Balenciaga just won Paris Fashion Week SS22
Demna Gvasalia sent editors, celebs and influencers down a red-carpet catwalk for the premiere of a Balenciaga x Simpsons crossover episode.
Images courtesy of Balenciaga
“When’s the show?”
“Wait, is this the show?”
“This is the show!”
These were the murmurs overheard on entering the cavernous hall of the Théâtre de Châtelet, the location of last night’s Balenciaga SS22 show, and beholding the big-screen live stream of the red carpet procession outside. Calling it a ‘show’, though, isn’t quite accurate – it certainly wasn’t one in a traditional sense. Rather, it was a spectacle that joyfully toyed with one of fashion’s great existential questions: what is the meaning, the value and, above all, the point of the fashion show?
Is it a worthwhile branding exercise? A work event for journalists and buyers? Or an excuse for celebrity friends of the house to hang out? Yesterday, Balenciaga proved that all of the above apply. Moreover, though, they proved that they can be fun.
As attendees filed into the stalls to take their seats, they quickly realised that they, too, were part of it all, as they watched the arrival of the usual coterie of celebs, editors, influencers and everyone in between that arrived in their wake. Interspersing them were models wearing the collection, a fact that only became clear once you’d clocked the captions that flashed up on the bottom-right of the big screen. By the time they’d made their way into the auditorium and sat among the guests, they were almost indistinguishable from – models, reviewers and TikTokers were all stars of equal standing.
Unconventional a move as it may seem, there are few houses it makes as much sense for sense as Balenciaga. Few houses, after all, have navigated celebrity culture with such tact -– the Cardi B campaign? Kim K and Rihanna’s Met Gala looks? These are all cases in point, and this was but a charged extension of that, celebrating the cult of celebrity and tearing it to shreds all at once.
A series of all-black opening looks walked the line between couture and grunge, goth and gabber and elegance — the monochrome palette of it all only going to enhance the attention paid to silhouette, shape and texture. They were followed up by clothes ripe with Demna-isms — riffs on logomania, shredded denims, chunky platform boots and boxy tailoring.

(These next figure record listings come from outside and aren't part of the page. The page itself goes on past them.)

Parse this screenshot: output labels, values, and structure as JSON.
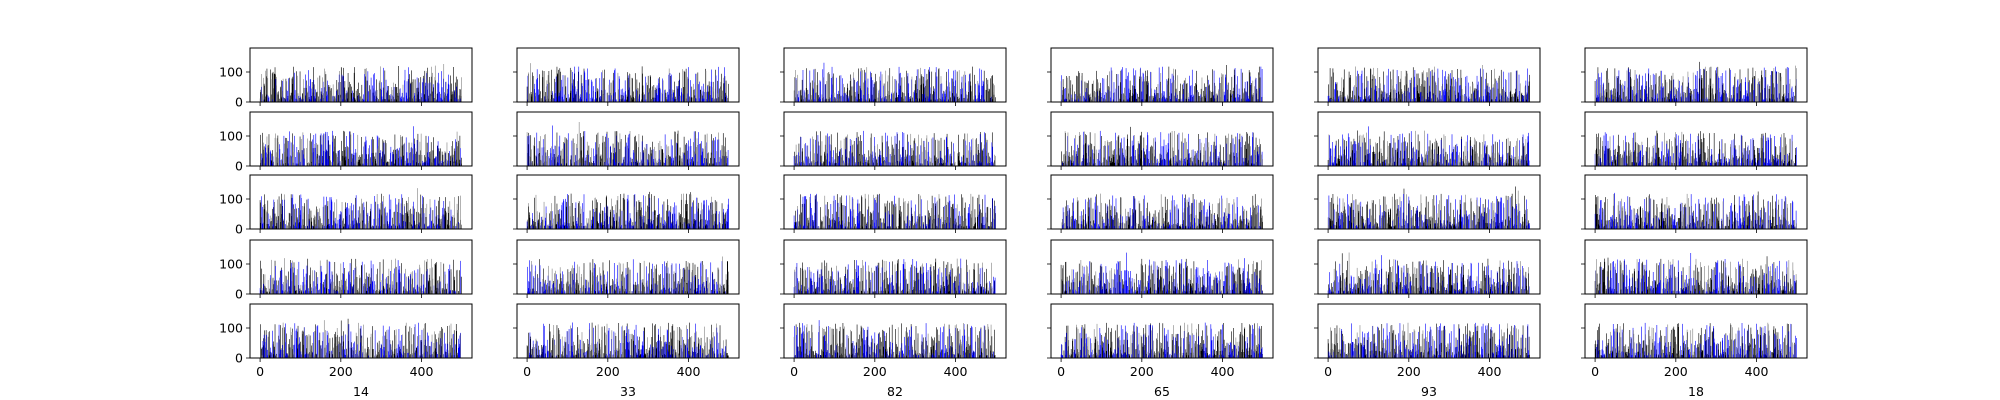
{
  "figure": {
    "columns": [
      "14",
      "33",
      "82",
      "65",
      "93",
      "18"
    ],
    "rows": 5
  },
  "chart_data": {
    "type": "bar",
    "layout": "grid of 5 rows x 6 columns of small bar panels (shared axes)",
    "xlim": [
      -25,
      525
    ],
    "ylim": [
      0,
      180
    ],
    "xticks": [
      0,
      200,
      400
    ],
    "yticks": [
      0,
      100
    ],
    "grid": false,
    "colors": [
      "#000000",
      "#0000ff",
      "#808080"
    ],
    "bars_per_panel": 500,
    "xlabels": [
      "14",
      "33",
      "82",
      "65",
      "93",
      "18"
    ]
  }
}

What brought them to life was how they intermingled with the outfits worn by the show’s attendees, who filed into the show unaware that they, too, were on the catwalk. It cleverly played with notions of exclusivity in fashion — models cosplayed as celebrities, and Juergen Teller, Dev Hynes, Isabelle Huppert and Elliot Page all walked the runway. The most rapturous cheers in the audience came when members of Demna’s atelier team at Balenciaga appeared on the screen, and guests who arrived late for the show didn’t realise they both were the show and that they’d missed half of it. Eventually Demna himself appeared on the red carpet, wearing a face-obscuring shroud similar to the one he wore recently to accompany Kim Kardashian to the Met Gala, before making his way into the auditorium to take his seat.
It was arguably then that the main event started — and if what came before kept everyone on the edge of their seats, then this blew them off them. As the lights dimmed, a Simpsons x Balenciaga sketch appeared on the screen, without spoiling it for you, saw Springfield’s finest taken to Paris to storm fashion week. It was almost too silly, and yet that was exactly what made it so great. It cut through the seriousness that so often clouds fashion with a sense of fun, earnestness and humour. It spoke measures of the confidence that Balenciaga has in itself, capping off a show about celebrity, fame and image with a spoof of the whole thing.